Предстояла лояльная борьба. В этой борьбе, продолжавшейся всего два месяца, вместе со мною приняли участие почти все отделы Ставки.
Глава IX
Мелочи жизни в Ставке
Я приведу несколько мелких, но характерных штрихов из жизни и быта Ставки, чтобы более к ним не возвращаться.
Губернский город Могилев — небольшой, тихий, наполовину еврейский — стал сосредоточием военной жизни страны. И в Ставке, и в обществе с первых же дней полушутя, полусерьезно говорили о провиденциальном наименовании города: Могилев — могила… Императорский двор, поместившийся в небольшом губернаторском доме, был обставлен чрезвычайно скромно, и присутствие его выдавали разве только усиленная охрана и паспортные затруднения. Со времени вступления на пост Верховного — генерала Алексеева, эта патриархальная простота достигла еще больших размеров: всякий церемониал отменен, наружная тайная охрана была снята; у входа в губернаторский дом стояли парные часовые, в вестибюле — дежурный жандарм и далее… зачастую до самой спальни Верховного Главнокомандующего можно было пройти, не встретив ни одной живой души.

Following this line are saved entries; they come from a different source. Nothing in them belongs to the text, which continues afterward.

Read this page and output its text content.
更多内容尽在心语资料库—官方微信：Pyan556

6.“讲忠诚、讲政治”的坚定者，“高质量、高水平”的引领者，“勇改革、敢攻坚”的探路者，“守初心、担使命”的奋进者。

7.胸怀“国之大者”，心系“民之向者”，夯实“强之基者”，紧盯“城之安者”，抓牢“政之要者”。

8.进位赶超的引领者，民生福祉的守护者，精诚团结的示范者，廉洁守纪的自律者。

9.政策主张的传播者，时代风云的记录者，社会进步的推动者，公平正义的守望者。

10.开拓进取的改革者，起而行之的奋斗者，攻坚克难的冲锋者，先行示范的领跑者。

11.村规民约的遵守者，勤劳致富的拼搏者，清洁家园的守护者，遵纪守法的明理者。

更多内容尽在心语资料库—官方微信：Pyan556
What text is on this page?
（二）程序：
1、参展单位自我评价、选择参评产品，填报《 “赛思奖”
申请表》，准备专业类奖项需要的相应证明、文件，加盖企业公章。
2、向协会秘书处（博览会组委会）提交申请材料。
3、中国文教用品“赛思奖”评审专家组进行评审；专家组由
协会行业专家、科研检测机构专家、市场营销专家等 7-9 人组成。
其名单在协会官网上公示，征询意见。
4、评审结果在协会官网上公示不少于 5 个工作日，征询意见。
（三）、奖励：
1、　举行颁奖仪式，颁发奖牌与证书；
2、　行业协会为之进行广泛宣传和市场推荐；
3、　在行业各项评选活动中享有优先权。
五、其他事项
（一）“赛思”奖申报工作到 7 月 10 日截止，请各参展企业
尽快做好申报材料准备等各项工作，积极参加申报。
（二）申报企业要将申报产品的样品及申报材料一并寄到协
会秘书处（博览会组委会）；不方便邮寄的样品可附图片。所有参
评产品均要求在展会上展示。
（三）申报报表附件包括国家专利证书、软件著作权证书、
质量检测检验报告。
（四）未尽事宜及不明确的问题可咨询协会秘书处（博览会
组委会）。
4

Вообще, в связи с общим тревожным положением, солдатскими бунтами в Орше, Брянске и на ближайших железнодорожных станциях, беспорядками в проходивших через Могилев эшелонах и аграрными волнениями в уездах, — положение Ставки было по меньшей мере оригинальным. В Могилеве не было решительно никакой вооруженной силы для защиты Ставки. Единственная строевая часть — Георгиевский батальон, в силу своего особенного прошлого,[54] старался подчеркнуть свою «революционность» будированием, иногда неповиновением. Генерал Алексеев имел возможность вызвать в Ставку какую-либо сохранившуюся часть, но не хотел этого делать, ввиду подозрительности Петрограда. Все прочие команды, главным образом технические, были недисциплинированы, распущены и представляли прямые очаги брожения.
В Могилеве еще до моего приезда образовались два комитета: солдатский комитет Могилевского гарнизона из представителей мелких частей, не причисленных к Ставке, и всякого рода дезертиров, и солдатско-офицерский комитет Ставки. Первый, к которому потом примкнули самозванные рабочие и крестьянские представители, при главном участии еврея-дезертира, именовавшего себя прапорщиком Гольманом, терроризовал губернские, уездные власти и городское самоуправление, которое покорно подчинялось его нелепым демагогическим требованиям, предоставляя даже в его распоряжение городские суммы. Губернский комиссар и прокурор не решались противодействовать комитету. Ставка выслала Гольмана, но скоро он вернулся с мандатом Петроградского Совета и при молчаливом одобрении министерства внутренних дел продолжал свою деятельность — сравнительно скромно при нас, с большой наглостью при оказывавшем ему всякие знаки внимания Брусилове, пока наконец, перед корниловским выступлением, не был посажен в тюрьму.
Солдатский комитет Ставки возник вскоре после переворота, и с согласия Алексеева к нему примкнули офицеры, чтобы своим участием дать надлежащий тон, и сдерживать в определенных рамках солдатские настроения. Вначале это как будто удавалось. И стоявшие во главе комитета полковники Значко-Яворский и Сергиевский, с которыми я беседовал еще по пути в Ставку, были полны иллюзий о возможности «плодотворной работы комитета». Скоро надежды рухнули, оба полковника вышли из состава президиума, а комитет стал трибуной для агитации против начальства, вмешиваясь в вопросы местных ставочных назначений, службы, быта, вынося и опубликовывая свои постановления — подчас вызывающие, оскорбительные, деморализующие. Даже прислуга офицерского собрания Ставки, поддержанная комитетом, сместила эконома и ввела некоторые ограничения во времени, распорядке и меню без того неважного офицерского стола. Правда, разгон части будирующей прислуги, вызвавший протесты и осложнения, несколько исправил дело.